As the Cassini spacecraft passed through the Jovian system on its way to Saturn, it captured more than 500 images of Jupiter's moon Io in eclipse. Cassini's near-ultraviolet filters detected the moon's bright equatorial glows, supporting the interpretation that the visible emissions are predominantly due to molecular sulfer dioxide (SO2).

Detailed comparisons of laboratory SO2 spectra with the Cassini observations indicate that a mixture of gases contribute to the equatorial emissions:

  • Potassium (K) is suggested by new detections of the equatorial glows at near-infrared wavelengths from 730 to 800 nm.
  • Neutral atomic oxygen (O) and sodium (Na) are required to explain the brightness of the glows at visible wavelengths.
  • The sulfer molecule, S2, is postulated to emit most of the glow intensity in the ultraviolet to blue wavelength interval from 390 to 500 nm.
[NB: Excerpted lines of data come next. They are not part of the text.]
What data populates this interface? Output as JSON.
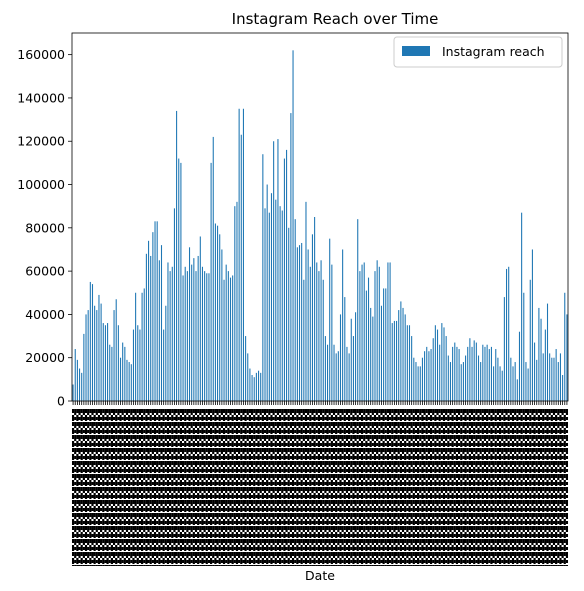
{
  "chart_data": {
    "type": "bar",
    "title": "Instagram Reach over Time",
    "xlabel": "Date",
    "ylabel": "",
    "ylim": [
      0,
      170000
    ],
    "yticks": [
      0,
      20000,
      40000,
      60000,
      80000,
      100000,
      120000,
      140000,
      160000
    ],
    "grid": false,
    "legend_position": "top-right",
    "color": "#1f77b4",
    "series": [
      {
        "name": "Instagram reach",
        "values": [
          7620,
          24000,
          19000,
          15000,
          13000,
          31000,
          40000,
          42000,
          55000,
          54000,
          44000,
          42000,
          49000,
          45000,
          36000,
          35000,
          36000,
          26000,
          25000,
          42000,
          47000,
          35000,
          20000,
          27000,
          25000,
          19000,
          18000,
          17000,
          33000,
          50000,
          35000,
          33000,
          50000,
          52000,
          68000,
          74000,
          67000,
          78000,
          83000,
          83000,
          65000,
          72000,
          33000,
          44000,
          64000,
          60000,
          62000,
          89000,
          134000,
          112000,
          110000,
          58000,
          62000,
          60000,
          71000,
          63000,
          66000,
          60000,
          67000,
          76000,
          62000,
          60000,
          59000,
          59000,
          110000,
          122000,
          82000,
          81000,
          77000,
          70000,
          56000,
          63000,
          60000,
          57000,
          58000,
          90000,
          92000,
          135000,
          123000,
          135000,
          30000,
          22000,
          15000,
          12000,
          11000,
          13000,
          14000,
          13000,
          114000,
          89000,
          100000,
          87000,
          96000,
          120000,
          93000,
          121000,
          90000,
          88000,
          112000,
          116000,
          80000,
          133000,
          162000,
          84000,
          71000,
          72000,
          73000,
          56000,
          92000,
          70000,
          62000,
          77000,
          85000,
          64000,
          60000,
          65000,
          56000,
          30000,
          26000,
          75000,
          63000,
          26000,
          22000,
          23000,
          40000,
          70000,
          48000,
          25000,
          22000,
          38000,
          30000,
          41000,
          84000,
          60000,
          63000,
          64000,
          51000,
          57000,
          43000,
          39000,
          60000,
          65000,
          62000,
          44000,
          52000,
          52000,
          64000,
          64000,
          36000,
          37000,
          37000,
          42000,
          46000,
          43000,
          40000,
          35000,
          35000,
          30000,
          20000,
          18000,
          16000,
          16000,
          20000,
          23000,
          25000,
          23000,
          24000,
          29000,
          35000,
          33000,
          26000,
          36000,
          34000,
          30000,
          21000,
          18000,
          25000,
          27000,
          25000,
          24000,
          17000,
          18000,
          21000,
          25000,
          29000,
          25000,
          28000,
          27000,
          21000,
          18000,
          26000,
          25000,
          26000,
          24000,
          25000,
          16000,
          24000,
          20000,
          16000,
          14000,
          48000,
          61000,
          62000,
          20000,
          16000,
          18000,
          10000,
          32000,
          87000,
          50000,
          18000,
          15000,
          56000,
          70000,
          27000,
          19000,
          43000,
          38000,
          22000,
          33000,
          45000,
          22000,
          20000,
          20000,
          24000,
          18000,
          22000,
          12000,
          50000,
          40000
        ]
      }
    ]
  }
}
The locations of the visible emissions vary in response to the changing orientation of the external magnetic field, tracking the tangent points of the Jovian magnetic field lines. Limb glows distinct from the equatorial emissions were observed at visible to near-infrared wavelengths from 500 to 850 nm, indicating that atomic O, Na and K are distributed across Io's surface. Stratification of the atmosphere is demonstrated by differences in the altitudes of emissions at various wavelengths: SO2 emissions are confined to a region close to Io's surface, whereas neutral oxygen emissions are seen at altitudes that reach up to 900 km, or half the radius of the satellite. Pre-egress brightening demonstrates that light scattered into Jupiter's shadow by gases or aerosols in the giant planet's upper atmosphere contaminates images of Io taken within 13 minutes of entry into or emergence from Jupiter's umbra. Although partial atmospheric collapse is suggested by the longer timescale for post-ingress dimming than pre-egress brightening, Io's atmosphere must be substantially supported by volcanism to retain auroral emissions throughout the duration of eclipse.